Dans la seconde moitié, c’est le retour en force du triangle amoureux : les deux amis d’Hata sont eux aussi sur le devant de la scène, puisque la soudaine popularité de leur ami menace de les reléguer, eux, loin dans l’ombre. Alors qu’Hata est aux prise avec les velléités d’Erika et de Natsuki et ne sait pas s’en dépêtrer, il doit aussi gérer les conséquences que cela sur sa bande d’amis. On poursuit donc la réflexion sur la modification des relations interpersonnelles induite par les confinements et l’isolation, et c’est intéressant !
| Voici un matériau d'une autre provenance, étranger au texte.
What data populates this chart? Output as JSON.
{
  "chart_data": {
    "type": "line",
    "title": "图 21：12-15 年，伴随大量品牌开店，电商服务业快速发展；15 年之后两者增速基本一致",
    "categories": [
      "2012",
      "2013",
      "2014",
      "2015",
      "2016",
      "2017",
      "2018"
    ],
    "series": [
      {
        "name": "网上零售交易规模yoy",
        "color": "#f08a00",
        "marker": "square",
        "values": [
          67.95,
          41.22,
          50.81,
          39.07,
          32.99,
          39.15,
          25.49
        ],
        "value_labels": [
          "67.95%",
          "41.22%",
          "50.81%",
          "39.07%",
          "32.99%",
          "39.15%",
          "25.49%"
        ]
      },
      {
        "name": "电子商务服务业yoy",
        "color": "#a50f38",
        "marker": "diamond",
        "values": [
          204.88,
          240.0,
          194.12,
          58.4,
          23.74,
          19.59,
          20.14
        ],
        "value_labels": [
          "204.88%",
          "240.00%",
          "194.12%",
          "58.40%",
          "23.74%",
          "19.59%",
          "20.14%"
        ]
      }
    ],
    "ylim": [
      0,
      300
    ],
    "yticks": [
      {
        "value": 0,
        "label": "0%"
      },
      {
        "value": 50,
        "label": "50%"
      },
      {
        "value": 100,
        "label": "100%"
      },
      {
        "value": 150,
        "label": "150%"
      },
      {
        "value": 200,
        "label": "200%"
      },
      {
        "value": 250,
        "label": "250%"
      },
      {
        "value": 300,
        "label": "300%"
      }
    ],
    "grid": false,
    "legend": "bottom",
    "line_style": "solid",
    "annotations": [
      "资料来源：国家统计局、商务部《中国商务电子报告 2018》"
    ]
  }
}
Si j’ai trouvé ce deuxième tome un peu plus calme que le précédent, dans la mesure où il approfondit l’univers plutôt que de faire avancer le récit, je l’ai aussi trouvé très équilibré, et développant bien les personnages. Les illustrations, malheureusement, n’ont pas perdu leur penchant pour l’exhibition des corps féminins alors que, encore une fois, l’objet des fantasmes s’est déplacé – et je trouve ça un peu dommage. Malgré cela, je suis curieuse de connaître la suite, qui devrait sortir en juin !

New Normal #2, Akito Aihara. Traduit du japonais par Sophie Lucas. Kana (Shonen), 14 avril 2023, 192 p.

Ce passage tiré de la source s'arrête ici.